Fatalone, when the casual wine happens to be a grown up

When we decided to try Pasquale’s Fatalone, we weren’t aware the estate is part of RAW Wine, and moving around the realm of Natural Wine Guru: Alice Feiring.

The aim was to locate a rich Southern Italian, made from organic grapes, that are tended by the owner and winemaker themselves. To our surprise, this unique bottle happens to taste classic, but also conforms to RAW’s strict selection process: organically farmed, using only own hand-picked grapes, low levels of sulphites, spontaneous fermentation and sustainable practices without sacrificing quality and taste.


We sadly never visited the region, but know from friends who spent a few week during summer, that this part of Italy is one of the most laid back. The food is of course locally grown, fresh, but with enhanced flavors from the fertile soils. Writers call it the Vegetarian Nirvana. One can easily over indulge on the finest olive oils and milky cheeses.

This Primitivo follows the organic process: natural ferment, contact with the skin for 240-300 hours at controlled temperature. Open-cycle process with frequent pumping of the must over the pomace.
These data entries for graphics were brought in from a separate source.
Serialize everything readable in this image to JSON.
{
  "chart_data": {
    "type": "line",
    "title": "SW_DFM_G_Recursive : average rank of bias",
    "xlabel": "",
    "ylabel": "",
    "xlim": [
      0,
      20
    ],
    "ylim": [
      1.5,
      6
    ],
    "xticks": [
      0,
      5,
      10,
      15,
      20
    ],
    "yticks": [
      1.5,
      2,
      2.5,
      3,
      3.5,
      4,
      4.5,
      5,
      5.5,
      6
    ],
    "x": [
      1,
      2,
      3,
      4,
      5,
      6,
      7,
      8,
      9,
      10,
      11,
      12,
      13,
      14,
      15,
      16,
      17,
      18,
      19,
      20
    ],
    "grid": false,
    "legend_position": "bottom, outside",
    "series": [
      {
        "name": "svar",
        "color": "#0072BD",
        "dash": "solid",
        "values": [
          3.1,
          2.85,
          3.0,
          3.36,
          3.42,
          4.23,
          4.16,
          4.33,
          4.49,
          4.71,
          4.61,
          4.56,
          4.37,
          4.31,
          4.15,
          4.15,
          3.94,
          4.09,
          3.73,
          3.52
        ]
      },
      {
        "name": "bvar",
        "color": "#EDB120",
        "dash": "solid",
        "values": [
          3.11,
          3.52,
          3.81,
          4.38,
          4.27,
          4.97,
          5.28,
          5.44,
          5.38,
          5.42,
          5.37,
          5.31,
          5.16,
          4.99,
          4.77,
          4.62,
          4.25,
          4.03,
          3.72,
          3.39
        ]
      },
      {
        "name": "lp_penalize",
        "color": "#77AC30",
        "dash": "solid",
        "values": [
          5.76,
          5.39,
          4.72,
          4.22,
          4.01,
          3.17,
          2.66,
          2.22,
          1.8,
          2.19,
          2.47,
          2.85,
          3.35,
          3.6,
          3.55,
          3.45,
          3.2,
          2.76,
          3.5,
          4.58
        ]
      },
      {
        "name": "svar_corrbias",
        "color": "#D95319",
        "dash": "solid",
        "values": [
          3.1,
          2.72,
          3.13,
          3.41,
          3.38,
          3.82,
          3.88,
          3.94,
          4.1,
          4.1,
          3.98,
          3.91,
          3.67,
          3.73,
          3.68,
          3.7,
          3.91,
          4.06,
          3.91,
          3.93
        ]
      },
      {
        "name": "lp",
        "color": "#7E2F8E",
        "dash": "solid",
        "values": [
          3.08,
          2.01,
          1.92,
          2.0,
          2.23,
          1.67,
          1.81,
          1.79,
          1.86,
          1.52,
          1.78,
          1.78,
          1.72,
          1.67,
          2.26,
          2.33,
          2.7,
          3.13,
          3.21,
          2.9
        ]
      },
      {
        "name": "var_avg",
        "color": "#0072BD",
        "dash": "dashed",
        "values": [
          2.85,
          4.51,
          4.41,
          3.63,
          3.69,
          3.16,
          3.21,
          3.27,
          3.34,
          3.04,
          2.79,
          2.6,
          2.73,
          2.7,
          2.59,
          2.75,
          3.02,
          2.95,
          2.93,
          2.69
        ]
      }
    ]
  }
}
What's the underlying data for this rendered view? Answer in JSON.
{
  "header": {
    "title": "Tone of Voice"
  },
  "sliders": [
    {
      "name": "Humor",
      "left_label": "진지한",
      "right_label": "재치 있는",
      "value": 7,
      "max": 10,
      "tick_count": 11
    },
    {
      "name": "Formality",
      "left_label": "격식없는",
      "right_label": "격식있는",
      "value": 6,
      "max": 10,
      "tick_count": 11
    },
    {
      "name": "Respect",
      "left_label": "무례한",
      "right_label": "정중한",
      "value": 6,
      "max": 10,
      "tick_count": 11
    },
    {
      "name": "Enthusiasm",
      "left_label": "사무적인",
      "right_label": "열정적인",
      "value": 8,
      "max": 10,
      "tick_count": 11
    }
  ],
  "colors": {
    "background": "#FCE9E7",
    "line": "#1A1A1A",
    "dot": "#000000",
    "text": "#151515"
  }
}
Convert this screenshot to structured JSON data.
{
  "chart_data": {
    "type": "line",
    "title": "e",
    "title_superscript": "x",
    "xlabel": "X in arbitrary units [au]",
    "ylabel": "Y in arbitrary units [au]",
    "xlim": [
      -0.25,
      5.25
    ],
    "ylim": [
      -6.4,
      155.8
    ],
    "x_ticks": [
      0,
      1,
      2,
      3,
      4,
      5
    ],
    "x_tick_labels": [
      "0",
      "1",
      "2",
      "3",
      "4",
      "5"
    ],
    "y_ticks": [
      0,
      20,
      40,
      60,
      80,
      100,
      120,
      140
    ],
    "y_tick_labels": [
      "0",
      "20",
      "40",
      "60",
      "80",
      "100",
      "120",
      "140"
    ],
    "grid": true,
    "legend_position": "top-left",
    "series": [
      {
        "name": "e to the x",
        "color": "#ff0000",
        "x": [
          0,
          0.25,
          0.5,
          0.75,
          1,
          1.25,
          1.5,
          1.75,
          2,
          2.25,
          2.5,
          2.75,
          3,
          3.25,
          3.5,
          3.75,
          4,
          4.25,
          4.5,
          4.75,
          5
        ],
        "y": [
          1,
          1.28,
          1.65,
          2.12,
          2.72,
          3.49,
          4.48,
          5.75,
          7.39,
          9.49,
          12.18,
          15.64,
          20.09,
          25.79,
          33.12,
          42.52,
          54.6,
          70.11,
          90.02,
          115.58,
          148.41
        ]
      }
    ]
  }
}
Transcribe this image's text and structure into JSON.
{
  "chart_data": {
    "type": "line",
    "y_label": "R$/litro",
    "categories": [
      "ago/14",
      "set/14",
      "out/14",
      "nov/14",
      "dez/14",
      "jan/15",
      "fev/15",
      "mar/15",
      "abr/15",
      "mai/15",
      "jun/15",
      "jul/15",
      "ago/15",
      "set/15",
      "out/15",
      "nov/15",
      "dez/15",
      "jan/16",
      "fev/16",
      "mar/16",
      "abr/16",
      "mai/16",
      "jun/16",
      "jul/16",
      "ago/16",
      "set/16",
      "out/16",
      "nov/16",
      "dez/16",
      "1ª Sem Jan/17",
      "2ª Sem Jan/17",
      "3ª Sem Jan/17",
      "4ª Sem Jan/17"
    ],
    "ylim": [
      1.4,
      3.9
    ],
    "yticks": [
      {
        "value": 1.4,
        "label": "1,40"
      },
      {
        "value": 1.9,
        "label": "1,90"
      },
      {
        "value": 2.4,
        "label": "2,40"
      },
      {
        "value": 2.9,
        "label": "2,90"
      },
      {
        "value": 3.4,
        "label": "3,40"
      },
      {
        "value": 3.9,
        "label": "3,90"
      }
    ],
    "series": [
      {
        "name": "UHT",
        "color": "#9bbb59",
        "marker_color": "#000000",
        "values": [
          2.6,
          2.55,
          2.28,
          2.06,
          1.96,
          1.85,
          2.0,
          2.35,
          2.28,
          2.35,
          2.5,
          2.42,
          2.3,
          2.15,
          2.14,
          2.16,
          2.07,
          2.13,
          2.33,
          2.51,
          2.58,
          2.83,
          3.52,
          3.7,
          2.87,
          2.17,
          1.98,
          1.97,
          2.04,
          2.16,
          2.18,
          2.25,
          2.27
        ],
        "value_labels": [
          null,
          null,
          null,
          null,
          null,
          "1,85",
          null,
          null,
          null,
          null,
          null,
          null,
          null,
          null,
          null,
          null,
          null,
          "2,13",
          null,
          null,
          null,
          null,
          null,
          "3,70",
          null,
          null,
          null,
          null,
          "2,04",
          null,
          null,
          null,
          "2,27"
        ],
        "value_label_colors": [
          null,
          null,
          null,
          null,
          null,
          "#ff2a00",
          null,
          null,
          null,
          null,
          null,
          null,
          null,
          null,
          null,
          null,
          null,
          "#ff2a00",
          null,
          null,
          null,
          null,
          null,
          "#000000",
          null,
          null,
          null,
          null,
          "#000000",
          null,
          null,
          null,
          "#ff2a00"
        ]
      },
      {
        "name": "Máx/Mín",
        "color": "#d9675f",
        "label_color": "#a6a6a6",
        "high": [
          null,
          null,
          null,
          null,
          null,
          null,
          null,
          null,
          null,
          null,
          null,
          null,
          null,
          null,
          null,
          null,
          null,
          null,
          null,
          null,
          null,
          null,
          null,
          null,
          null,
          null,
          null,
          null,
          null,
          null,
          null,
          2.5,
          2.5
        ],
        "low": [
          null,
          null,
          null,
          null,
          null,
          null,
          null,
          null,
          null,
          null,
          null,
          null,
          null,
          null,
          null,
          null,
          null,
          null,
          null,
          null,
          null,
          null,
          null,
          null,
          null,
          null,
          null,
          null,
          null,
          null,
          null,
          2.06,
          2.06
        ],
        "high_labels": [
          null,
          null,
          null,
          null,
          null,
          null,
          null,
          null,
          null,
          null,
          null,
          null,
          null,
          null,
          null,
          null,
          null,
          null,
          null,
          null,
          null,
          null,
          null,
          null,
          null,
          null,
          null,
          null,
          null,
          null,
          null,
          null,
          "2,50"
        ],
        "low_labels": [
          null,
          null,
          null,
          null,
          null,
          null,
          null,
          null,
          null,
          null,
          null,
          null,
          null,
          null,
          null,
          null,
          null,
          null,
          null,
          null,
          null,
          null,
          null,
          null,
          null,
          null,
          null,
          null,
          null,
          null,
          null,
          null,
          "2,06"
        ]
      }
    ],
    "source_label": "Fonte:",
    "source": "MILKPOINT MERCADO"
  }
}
Natural malolactic fermentation. No addition of sulphites during the whole vinification process.  Only after the end of the malolactic, re-integration of the sulphites lost during the vinification steps to restore the initial natural value. Ageing is 6 months in stainless steel tanks, and 6 months in Slavonic oak casks with the application of music therapy for the fining process of the wine, 6 months in bottle.

Warm scents and typically fruity berries, slight of black sour cherries and plum with some spicy and balsamic notes waft from the glass. A perfect balance of smoothness, freshness and minerality. A ripe and generous wine with 15% alcoholic content.

(Jancis Robinson rated the 2014 with 16.5 out of 20 points.)